Cutaneous leishmaniasis has long been a neglected tropical disease mainly due to therapy limitations. The search for safe and effective alternative treatments, particularly oral medications, has led to the development of second-line treatments, such as azole antifungals, including itraconazole. This study aimed to evaluate and compare the therapeutic effectiveness of itraconazole alone and in combination with pentamidine in patients with cutaneous leishmaniasis, caused by Leishmania Viannia guyanensis.

METHODS

A randomised clinical trial was conducted at the leishmaniasis outpatient clinic of the Fundação de Medicina Tropical Doutor Heitor Vieira Dourado in Manaus, Amazonas.
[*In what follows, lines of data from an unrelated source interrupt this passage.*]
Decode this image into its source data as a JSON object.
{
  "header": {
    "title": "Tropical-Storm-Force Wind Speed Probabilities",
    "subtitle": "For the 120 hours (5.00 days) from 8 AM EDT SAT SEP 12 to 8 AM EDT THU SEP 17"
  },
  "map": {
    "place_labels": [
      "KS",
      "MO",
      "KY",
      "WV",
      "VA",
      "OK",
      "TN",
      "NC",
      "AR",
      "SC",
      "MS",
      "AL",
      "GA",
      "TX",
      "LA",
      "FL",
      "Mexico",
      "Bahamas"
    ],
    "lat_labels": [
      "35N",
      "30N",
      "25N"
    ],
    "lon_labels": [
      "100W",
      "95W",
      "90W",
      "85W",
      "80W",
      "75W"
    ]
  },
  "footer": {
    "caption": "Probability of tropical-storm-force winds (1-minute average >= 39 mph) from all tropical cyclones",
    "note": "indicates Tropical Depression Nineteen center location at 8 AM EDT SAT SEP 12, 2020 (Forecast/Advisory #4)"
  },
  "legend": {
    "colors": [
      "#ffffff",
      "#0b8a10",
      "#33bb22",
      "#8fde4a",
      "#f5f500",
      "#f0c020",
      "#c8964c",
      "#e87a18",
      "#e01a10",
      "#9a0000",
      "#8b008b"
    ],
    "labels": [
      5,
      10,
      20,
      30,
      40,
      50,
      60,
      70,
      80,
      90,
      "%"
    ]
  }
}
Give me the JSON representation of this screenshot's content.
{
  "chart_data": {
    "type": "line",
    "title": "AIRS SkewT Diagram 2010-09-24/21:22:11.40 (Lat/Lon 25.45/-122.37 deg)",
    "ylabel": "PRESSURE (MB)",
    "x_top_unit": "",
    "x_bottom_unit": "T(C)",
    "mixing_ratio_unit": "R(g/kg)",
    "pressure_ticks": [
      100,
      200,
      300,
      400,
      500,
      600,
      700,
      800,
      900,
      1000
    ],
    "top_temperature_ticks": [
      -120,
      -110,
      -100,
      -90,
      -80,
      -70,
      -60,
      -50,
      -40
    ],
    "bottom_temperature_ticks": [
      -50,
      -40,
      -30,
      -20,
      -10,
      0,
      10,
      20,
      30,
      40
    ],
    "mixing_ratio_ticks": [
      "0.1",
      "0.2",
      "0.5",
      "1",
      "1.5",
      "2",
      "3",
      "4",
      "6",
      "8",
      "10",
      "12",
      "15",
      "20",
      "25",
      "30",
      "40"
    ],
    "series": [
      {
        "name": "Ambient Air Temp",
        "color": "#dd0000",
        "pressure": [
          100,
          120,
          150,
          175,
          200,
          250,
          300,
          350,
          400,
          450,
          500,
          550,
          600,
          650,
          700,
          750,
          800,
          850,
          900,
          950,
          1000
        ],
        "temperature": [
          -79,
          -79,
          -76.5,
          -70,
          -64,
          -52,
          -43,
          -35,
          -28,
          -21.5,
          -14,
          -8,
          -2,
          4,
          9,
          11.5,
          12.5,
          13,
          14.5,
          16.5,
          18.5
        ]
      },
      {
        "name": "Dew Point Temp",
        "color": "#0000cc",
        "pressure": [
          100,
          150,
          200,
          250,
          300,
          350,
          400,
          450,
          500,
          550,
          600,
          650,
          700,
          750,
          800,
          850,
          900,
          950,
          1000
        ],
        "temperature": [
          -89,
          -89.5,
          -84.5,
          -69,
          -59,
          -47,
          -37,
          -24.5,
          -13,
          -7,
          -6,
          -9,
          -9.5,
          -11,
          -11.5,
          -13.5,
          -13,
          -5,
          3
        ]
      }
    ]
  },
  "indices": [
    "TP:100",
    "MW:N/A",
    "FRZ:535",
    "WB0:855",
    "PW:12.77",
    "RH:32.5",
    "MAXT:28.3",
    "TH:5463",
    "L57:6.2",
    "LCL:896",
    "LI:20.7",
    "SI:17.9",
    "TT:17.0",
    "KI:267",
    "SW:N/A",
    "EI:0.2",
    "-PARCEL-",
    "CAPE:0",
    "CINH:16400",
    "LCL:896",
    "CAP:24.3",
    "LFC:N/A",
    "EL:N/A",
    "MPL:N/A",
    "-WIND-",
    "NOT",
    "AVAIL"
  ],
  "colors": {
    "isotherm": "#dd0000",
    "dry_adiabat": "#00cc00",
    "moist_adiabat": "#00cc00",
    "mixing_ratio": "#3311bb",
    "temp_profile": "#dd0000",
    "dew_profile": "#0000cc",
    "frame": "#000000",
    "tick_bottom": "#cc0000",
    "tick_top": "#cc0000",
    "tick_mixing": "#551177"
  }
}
Ninety eligible patients diagnosed with cutaneous leishmaniasis were selected and randomly assigned to three treatment groups. Control group-Group 1 (G1) received pentamidine isethionate; experimental group-Group 2 (G2) received itraconazole monotherapy; and experimental group-Group 3 (G3) received a combination of itraconazole and one dose of pentamidine isethionate, in standardised doses. Patients were monitored at 30, 60, 90 and 180 days after the completion of treatment. Leishmania species were identified using biomolecular methods.

RESULTS

The patients were predominantly males (84.4%), with a mean age of 40.5 ± 12.9 years. 93% of cases originated from the peripheral areas of Manaus, Amazonas. The average duration of skin lesion evolution was 30 days, with 84% presenting as ulcerated lesions. A single lesion was observed in 57% of cases, 41% measured 2 to 3 cm, and were predominantly on the lower limbs. Four species of Leishmania were identified, with L. guyanensis causing 90% of cases, L. brasiliensis causing 6% of cases, L. amazonensis causing 2.5% of cases and L. naiffi causing 1.2% of cases. Among 72 cases of L. (V.) guyanensis, cure rates were 96% with itraconazole + pentamidine, 83% with itraconazole alone and 58% with pentamidine alone. No serious adverse events were observed in terms of toxicity and tolerability. Injection site pain or induration was the most common adverse effect in G1. In terms of efficacy, patients in G2 and G3 experienced more favourable outcomes, with 90-day cure rates of 56% (G1), 73% (G2) and 90% (G3).

CONCLUSION

After 90 days, the itraconazole-pentamidine combination therapy was more effective (90%) than either itraconazole or pentamidine alone against cutaneous leishmaniasis in Amazonas state caused by L. guyanensis.